All You Need to Know- Education Finance


History of National Education Policies

The first National Policy of Education was formulated in 1968, 18 years after development planning in the newly independent India was launched. It is exactly after 18 years; the second National Policy on Education was formulated in 1986 and was marginally revised in 1992.

New Education Policy and Education Financing

During the last few years, the need for a new National Policy on Education has been increasingly felt, given the significantly changing landscape in all spheres of development in general and in education sector in particular. During the last couple of decades, in the absence of any new policy, changes in education sector were introduced with executive orders and uncoordinated initiatives. The new government immediately after coming to power has indicated that it would come up with a new National Policy on Education. In this overall context, a few policy issues relating to financing of education need to be carefully examined. After all, it is widely acknowledged that finances not only play an important role, but also are clearly indicative of government’s priority in favour of a given sector.

Education & Development

Education is widely acknowledged as an important public good, and as a social responsibility. The benefits it produces to the society are diverse, widespread over several spheres of development, and flowing for a long period, including generations after generations. Education has a direct relationship with development, and more importantly, the externalities it produces makes state funding of education the most dominant method of financing education in most developing and advanced societies of the world.

Why Public Funding for Education is Required?

Historical evidence as well as contemporary experience supports a view for public funding of education. UNESCO argues for treating education as a ‘common’ good, going beyond the framework of public good. Public funding of education protects and nurtures public good character of education, ensures equitable expansion of education, and has a huge potential to serve the national development needs, promoting common interest of all the citizens, as a common good.

It is necessary that the state makes a firm commitment to generous funding of education. It has been repeatedly reiterated that we spend at least six per cent of GDP on education, as resolved in the 1968 National Policy of Education.

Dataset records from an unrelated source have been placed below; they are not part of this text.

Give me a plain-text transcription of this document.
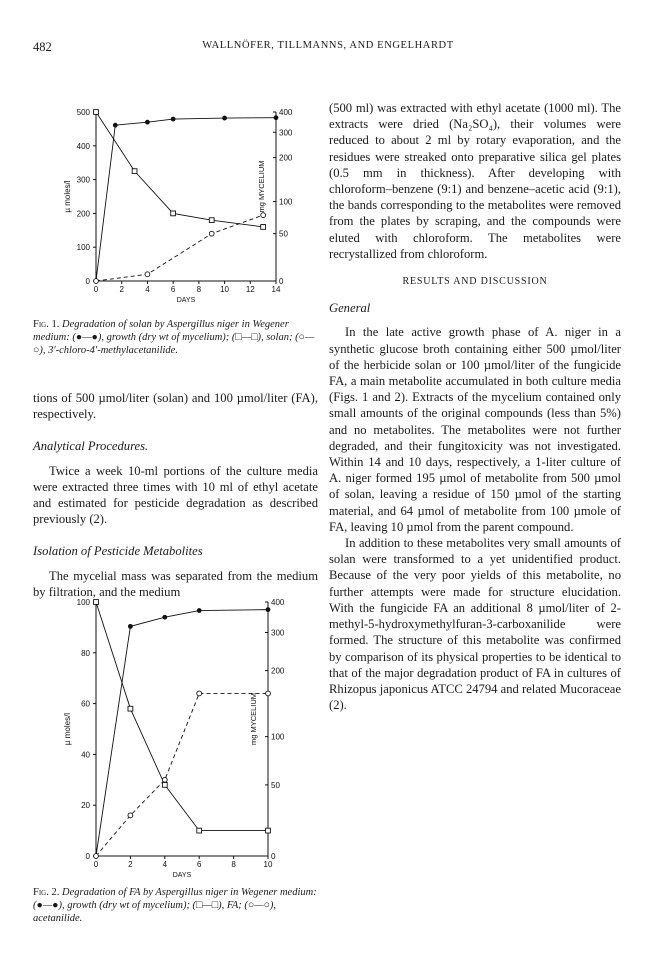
482	WALLNÖFER, TILLMANNS, AND ENGELHARDT
0	2	4	6	8 10 12 14
0
100
200
300
400
500
0
50
100
200
300
400
DAYS
µ moles/l	mg MYCELIUM
Fig. 1. Degradation of solan by Aspergillus niger in Wegener medium: (●—●), growth (dry wt of mycelium); (□—□), solan; (○—○), 3′-chloro-4′-methylacetanilide.

tions of 500 µmol/liter (solan) and 100 µmol/liter (FA), respectively.

Analytical Procedures.

Twice a week 10-ml portions of the culture media were extracted three times with 10 ml of ethyl acetate and estimated for pesticide degradation as described previously (2).

Isolation of Pesticide Metabolites

The mycelial mass was separated from the medium by filtration, and the medium

0	2	4	6	8	10
0
20
40
60
80
100
0
50
100
200
300
400
DAYS
µ moles/l	mg MYCELIUM
Fig. 2. Degradation of FA by Aspergillus niger in Wegener medium: (●—●), growth (dry wt of mycelium); (□—□), FA; (○—○), acetanilide.

(500 ml) was extracted with ethyl acetate (1000 ml). The extracts were dried (Na₂SO₄), their volumes were reduced to about 2 ml by rotary evaporation, and the residues were streaked onto preparative silica gel plates (0.5 mm in thickness). After developing with chloroform–benzene (9:1) and benzene–acetic acid (9:1), the bands corresponding to the metabolites were removed from the plates by scraping, and the compounds were eluted with chloroform. The metabolites were recrystallized from chloroform.

RESULTS AND DISCUSSION

General

In the late active growth phase of A. niger in a synthetic glucose broth containing either 500 µmol/liter of the herbicide solan or 100 µmol/liter of the fungicide FA, a main metabolite accumulated in both culture media (Figs. 1 and 2). Extracts of the mycelium contained only small amounts of the original compounds (less than 5%) and no metabolites. The metabolites were not further degraded, and their fungitoxicity was not investigated. Within 14 and 10 days, respectively, a 1-liter culture of A. niger formed 195 µmol of metabolite from 500 µmol of solan, leaving a residue of 150 µmol of the starting material, and 64 µmol of metabolite from 100 µmole of FA, leaving 10 µmol from the parent compound.

In addition to these metabolites very small amounts of solan were transformed to a yet unidentified product. Because of the very poor yields of this metabolite, no further attempts were made for structure elucidation. With the fungicide FA an additional 8 µmol/liter of 2-methyl-5-hydroxymethylfuran-3-carboxanilide were formed. The structure of this metabolite was confirmed by comparison of its physical properties to be identical to that of the major degradation product of FA in cultures of Rhizopus japonicus ATCC 24794 and related Mucoraceae (2).
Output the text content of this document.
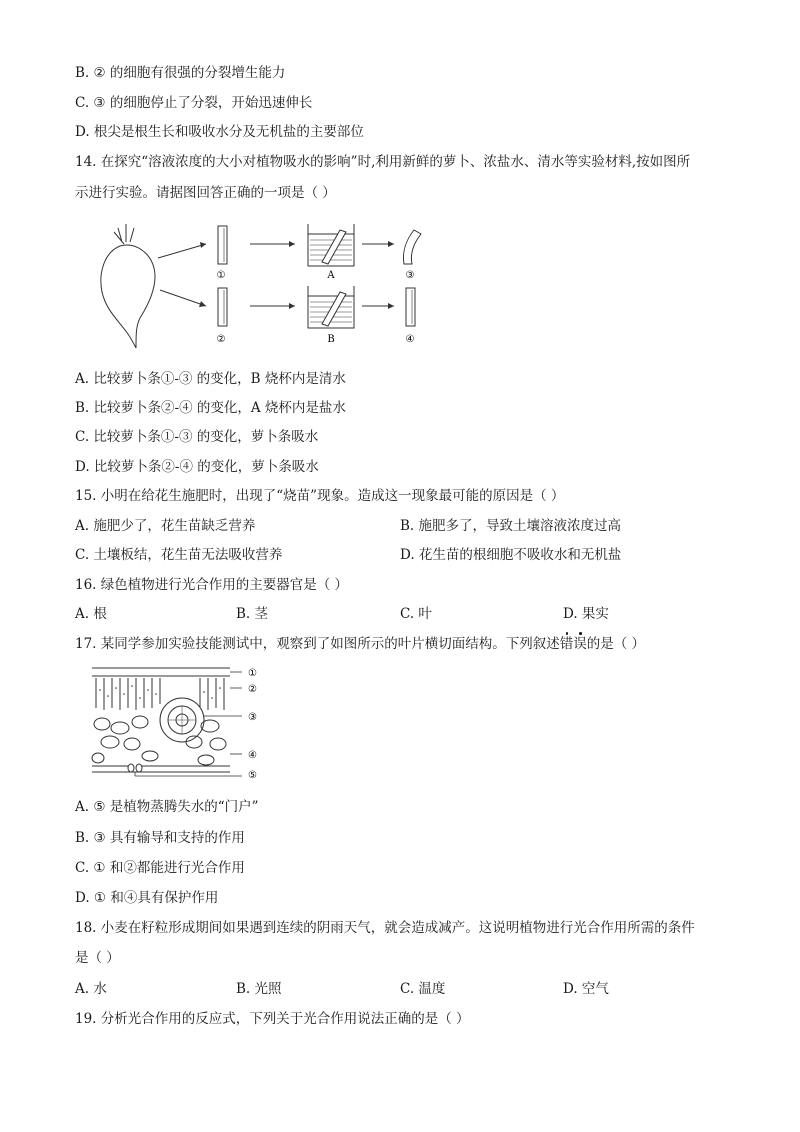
B. ② 的细胞有很强的分裂增生能力
C. ③ 的细胞停止了分裂，开始迅速伸长
D. 根尖是根生长和吸收水分及无机盐的主要部位
14. 在探究“溶液浓度的大小对植物吸水的影响”时,利用新鲜的萝卜、浓盐水、清水等实验材料,按如图所
示进行实验。请据图回答正确的一项是（ ）
①
②
A
B
③
④
A. 比较萝卜条①-③ 的变化，B 烧杯内是清水
B. 比较萝卜条②-④ 的变化，A 烧杯内是盐水
C. 比较萝卜条①-③ 的变化，萝卜条吸水
D. 比较萝卜条②-④ 的变化，萝卜条吸水
15. 小明在给花生施肥时，出现了“烧苗”现象。造成这一现象最可能的原因是（ ）
A. 施肥少了，花生苗缺乏营养	B. 施肥多了，导致土壤溶液浓度过高
C. 土壤板结，花生苗无法吸收营养	D. 花生苗的根细胞不吸收水和无机盐
16. 绿色植物进行光合作用的主要器官是（ ）
A. 根	B. 茎	C. 叶	D. 果实
17. 某同学参加实验技能测试中，观察到了如图所示的叶片横切面结构。下列叙述错误的是（ ）
①
②
③
④
⑤
A. ⑤ 是植物蒸腾失水的“门户”
B. ③ 具有输导和支持的作用
C. ① 和②都能进行光合作用
D. ① 和④具有保护作用
18. 小麦在籽粒形成期间如果遇到连续的阴雨天气，就会造成减产。这说明植物进行光合作用所需的条件
是（ ）
A. 水	B. 光照	C. 温度	D. 空气
19. 分析光合作用的反应式，下列关于光合作用说法正确的是（ ）
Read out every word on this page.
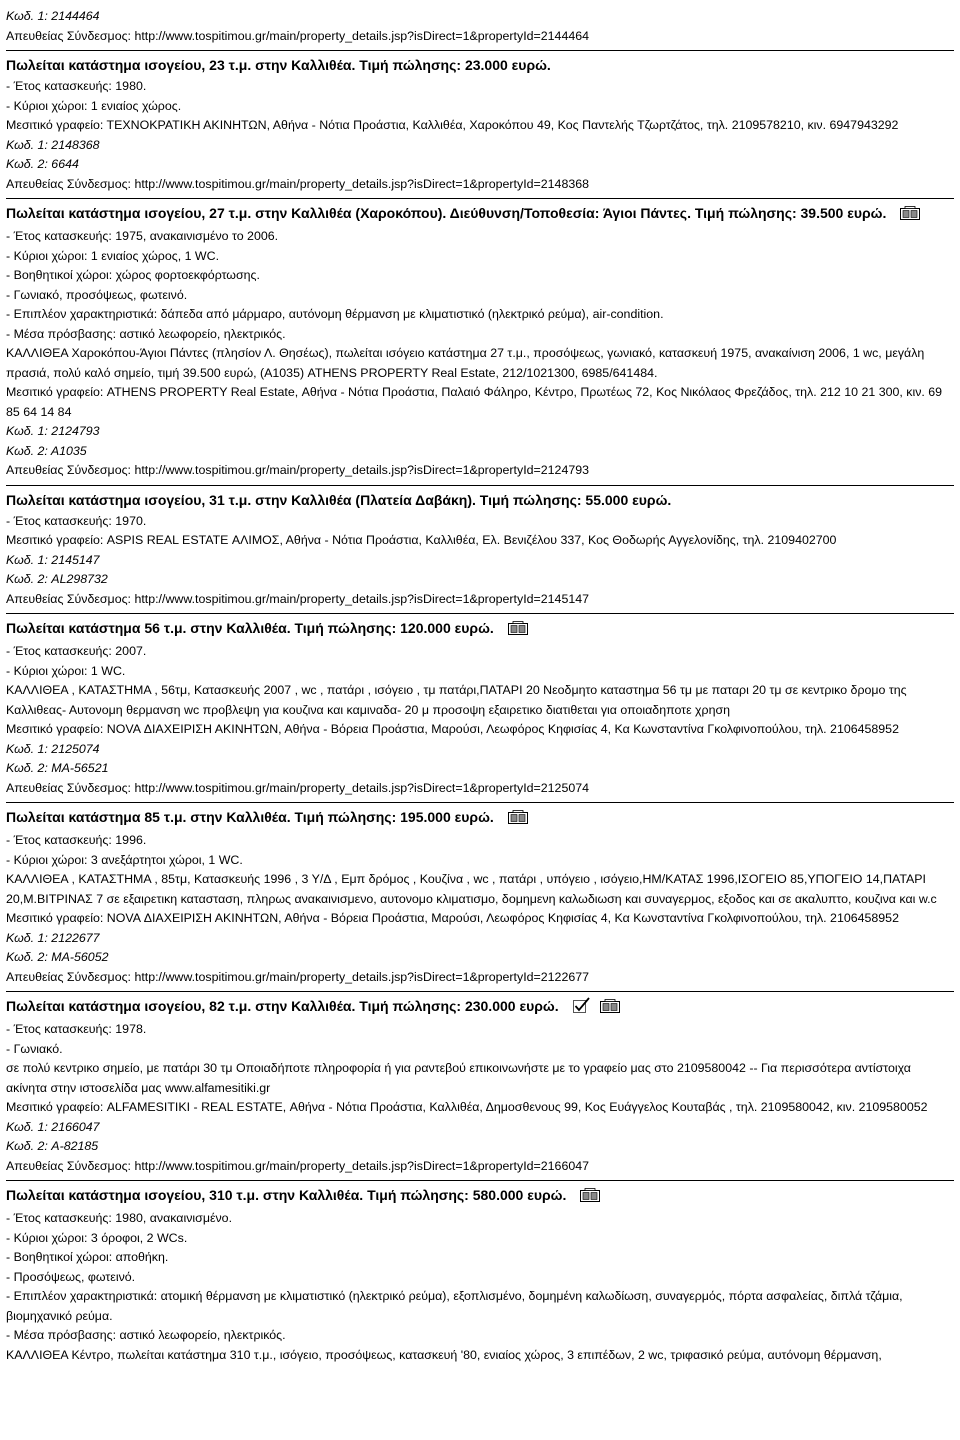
Κωδ. 1: 2144464
Απευθείας Σύνδεσμος: http://www.tospitimou.gr/main/property_details.jsp?isDirect=1&propertyId=2144464
Πωλείται κατάστημα ισογείου, 23 τ.μ. στην Καλλιθέα. Τιμή πώλησης: 23.000 ευρώ.
- Έτος κατασκευής: 1980.
- Κύριοι χώροι: 1 ενιαίος χώρος.
Μεσιτικό γραφείο: ΤΕΧΝΟΚΡΑΤΙΚΗ ΑΚΙΝΗΤΩΝ, Αθήνα - Νότια Προάστια, Καλλιθέα, Χαροκόπου 49, Κος Παντελής Τζωρτζάτος, τηλ. 2109578210, κιν. 6947943292
Κωδ. 1: 2148368
Κωδ. 2: 6644
Απευθείας Σύνδεσμος: http://www.tospitimou.gr/main/property_details.jsp?isDirect=1&propertyId=2148368
Πωλείται κατάστημα ισογείου, 27 τ.μ. στην Καλλιθέα (Χαροκόπου). Διεύθυνση/Τοποθεσία: Άγιοι Πάντες. Τιμή πώλησης: 39.500 ευρώ.
- Έτος κατασκευής: 1975, ανακαινισμένο το 2006.
- Κύριοι χώροι: 1 ενιαίος χώρος, 1 WC.
- Βοηθητικοί χώροι: χώρος φορτοεκφόρτωσης.
- Γωνιακό, προσόψεως, φωτεινό.
- Επιπλέον χαρακτηριστικά: δάπεδα από μάρμαρο, αυτόνομη θέρμανση με κλιματιστικό (ηλεκτρικό ρεύμα), air-condition.
- Μέσα πρόσβασης: αστικό λεωφορείο, ηλεκτρικός.
ΚΑΛΛΙΘΕΑ Χαροκόπου-Άγιοι Πάντες (πλησίον Λ. Θησέως), πωλείται ισόγειο κατάστημα 27 τ.μ., προσόψεως, γωνιακό, κατασκευή 1975, ανακαίνιση 2006, 1 wc, μεγάλη πρασιά, πολύ καλό σημείο, τιμή 39.500 ευρώ, (Α1035) ATHENS PROPERTY Real Estate, 212/1021300, 6985/641484.
Μεσιτικό γραφείο: ATHENS PROPERTY Real Estate, Αθήνα - Νότια Προάστια, Παλαιό Φάληρο, Κέντρο, Πρωτέως 72, Κος Νικόλαος Φρεζάδος, τηλ. 212 10 21 300, κιν. 69 85 64 14 84
Κωδ. 1: 2124793
Κωδ. 2: Α1035
Απευθείας Σύνδεσμος: http://www.tospitimou.gr/main/property_details.jsp?isDirect=1&propertyId=2124793
Πωλείται κατάστημα ισογείου, 31 τ.μ. στην Καλλιθέα (Πλατεία Δαβάκη). Τιμή πώλησης: 55.000 ευρώ.
- Έτος κατασκευής: 1970.
Μεσιτικό γραφείο: ASPIS REAL ESTATE ΑΛΙΜΟΣ, Αθήνα - Νότια Προάστια, Καλλιθέα, Ελ. Βενιζέλου 337, Κος Θοδωρής Αγγελονίδης, τηλ. 2109402700
Κωδ. 1: 2145147
Κωδ. 2: AL298732
Απευθείας Σύνδεσμος: http://www.tospitimou.gr/main/property_details.jsp?isDirect=1&propertyId=2145147
Πωλείται κατάστημα 56 τ.μ. στην Καλλιθέα. Τιμή πώλησης: 120.000 ευρώ.
- Έτος κατασκευής: 2007.
- Κύριοι χώροι: 1 WC.
ΚΑΛΛΙΘΕΑ , ΚΑΤΑΣΤΗΜΑ , 56τμ, Κατασκευής 2007 , wc , πατάρι , ισόγειο , τμ πατάρι,ΠΑΤΑΡΙ 20 Νεοδμητο καταστημα 56 τμ με παταρι 20 τμ σε κεντρικο δρομο της Καλλιθεας- Αυτονομη θερμανση wc προβλεψη για κουζινα και καμιναδα- 20 μ προσοψη εξαιρετικο διατιθεται για οποιαδηποτε χρηση
Μεσιτικό γραφείο: NOVA ΔΙΑΧΕΙΡΙΣΗ ΑΚΙΝΗΤΩΝ, Αθήνα - Βόρεια Προάστια, Μαρούσι, Λεωφόρος Κηφισίας 4, Κα Κωνσταντίνα Γκολφινοπούλου, τηλ. 2106458952
Κωδ. 1: 2125074
Κωδ. 2: MA-56521
Απευθείας Σύνδεσμος: http://www.tospitimou.gr/main/property_details.jsp?isDirect=1&propertyId=2125074
Πωλείται κατάστημα 85 τ.μ. στην Καλλιθέα. Τιμή πώλησης: 195.000 ευρώ.
- Έτος κατασκευής: 1996.
- Κύριοι χώροι: 3 ανεξάρτητοι χώροι, 1 WC.
ΚΑΛΛΙΘΕΑ , ΚΑΤΑΣΤΗΜΑ , 85τμ, Κατασκευής 1996 , 3 Υ/Δ , Εμπ δρόμος , Κουζίνα , wc , πατάρι , υπόγειο , ισόγειο,ΗΜ/ΚΑΤΑΣ 1996,ΙΣΟΓΕΙΟ 85,ΥΠΟΓΕΙΟ 14,ΠΑΤΑΡΙ 20,Μ.ΒΙΤΡΙΝΑΣ 7 σε εξαιρετικη κατασταση, πληρως ανακαινισμενο, αυτονομο κλιματισμο, δομημενη καλωδιωση και συναγερμος, εξοδος και σε ακαλυπτο, κουζινα και w.c
Μεσιτικό γραφείο: NOVA ΔΙΑΧΕΙΡΙΣΗ ΑΚΙΝΗΤΩΝ, Αθήνα - Βόρεια Προάστια, Μαρούσι, Λεωφόρος Κηφισίας 4, Κα Κωνσταντίνα Γκολφινοπούλου, τηλ. 2106458952
Κωδ. 1: 2122677
Κωδ. 2: MA-56052
Απευθείας Σύνδεσμος: http://www.tospitimou.gr/main/property_details.jsp?isDirect=1&propertyId=2122677
Πωλείται κατάστημα ισογείου, 82 τ.μ. στην Καλλιθέα. Τιμή πώλησης: 230.000 ευρώ.
- Έτος κατασκευής: 1978.
- Γωνιακό.
σε πολύ κεντρικο σημείο, με πατάρι 30 τμ Οποιαδήποτε πληροφορία ή για ραντεβού επικοινωνήστε με το γραφείο μας στο 2109580042 -- Για περισσότερα αντίστοιχα ακίνητα στην ιστοσελίδα μας www.alfamesitiki.gr
Μεσιτικό γραφείο: ALFAMESITIKI - REAL ESTATE, Αθήνα - Νότια Προάστια, Καλλιθέα, Δημοσθενους 99, Κος Ευάγγελος Κουταβάς , τηλ. 2109580042, κιν. 2109580052
Κωδ. 1: 2166047
Κωδ. 2: A-82185
Απευθείας Σύνδεσμος: http://www.tospitimou.gr/main/property_details.jsp?isDirect=1&propertyId=2166047
Πωλείται κατάστημα ισογείου, 310 τ.μ. στην Καλλιθέα. Τιμή πώλησης: 580.000 ευρώ.
- Έτος κατασκευής: 1980, ανακαινισμένο.
- Κύριοι χώροι: 3 όροφοι, 2 WCs.
- Βοηθητικοί χώροι: αποθήκη.
- Προσόψεως, φωτεινό.
- Επιπλέον χαρακτηριστικά: ατομική θέρμανση με κλιματιστικό (ηλεκτρικό ρεύμα), εξοπλισμένο, δομημένη καλωδίωση, συναγερμός, πόρτα ασφαλείας, διπλά τζάμια, βιομηχανικό ρεύμα.
- Μέσα πρόσβασης: αστικό λεωφορείο, ηλεκτρικός.
ΚΑΛΛΙΘΕΑ Κέντρο, πωλείται κατάστημα 310 τ.μ., ισόγειο, προσόψεως, κατασκευή '80, ενιαίος χώρος, 3 επιπέδων, 2 wc, τριφασικό ρεύμα, αυτόνομη θέρμανση,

While there is need to revisit the goal, this may be viewed as a minimum target for the immediate future. The resources need to flow out of general and specific tax (e.g., education cess) and non-tax revenues of the government (at central and state levels). Presently, less than or about four per cent of GDP is allocated to education. Both states and the union government should seriously feel the responsibility of reaching the target of six per cent of GDP to education.

Goals to be Kept in Mind While Funding Education Sector

Education sector needs to be adequately funded, keeping in view the goals relating to expansion (quantitative targets like universal elementary and secondary education, and 30 per cent gross enrolment ratio in higher education), development of technical, vocational and other skills among youth, improvement in access of the weaker sections to education, improvement in levels of learning to acceptable levels in school education and in promoting high standards and excellence in higher education. Before expanding further, the secondary and higher education system with new schools, universities and colleges, it is necessary to ensure that the existing institutions are reasonably well developed and are put on sound resource base in terms of not only financial resources, but also in terms of physical and human resources.

Basis of Education system in Advanced Regions

Strong universal and high quality education systems are developed in advanced regions of the world with the funding exclusively by the state in case of school education, and in case of higher education, with heavy public funding, supplemented by liberal funding by the society at large. Specifically through philanthropic donations and endowments from the corporate sector and individuals, including alumni. Student contributions in terms of fees even in higher education in these societies constitute relatively a minor source of funds.

Lessons for India

It is necessary to develop a framework in India that promotes the missing source of funds the non-state and non-student sector, namely philanthropic sector. Besides, linking some of the provisions of the Corporate Social Responsibility Act specifically to education sector, innovative measures to promote individual and corporate donations and endowments to education need to be searched for. It is also necessary to see that non-philanthropic and profit-seeking private sector is not promoted in education by the state, as education in such institutions, even if good in terms of narrowly defined parameters of quality, might not help in building nations with values. Similarly, one has to be very cautious with respect to application of public-private partnership models in education. Such models might work well in case of infrastructure and other sectors, but may not necessarily work satisfactorily in case of education, given the specific nature, characteristic features and functions of education.


To sum up, given the historical and contemporary experience of many advanced countries, it has to be noted that the state has to play an increasingly dominant role in financing education at all levels, and there is some scope to raise resources from other sources such as alumni, internal sources such as alumni, internal sources, philanthropy, etc., but there are limits for raising and relying on resources from non-state sources and that they can and will only be supplementary, need to be recognized.

Lastly, at least a 10-20 year national plan of funding of education that corresponds to a long term perspective plant of education development in the country needs to be developed, based on sound principles of financing of education, such as adequacy, equity and efficiency. Such a plan should assure the education system at all levels a steady flow of funds for a 10-20 year period, with sufficient provisions for rewards and punitive action.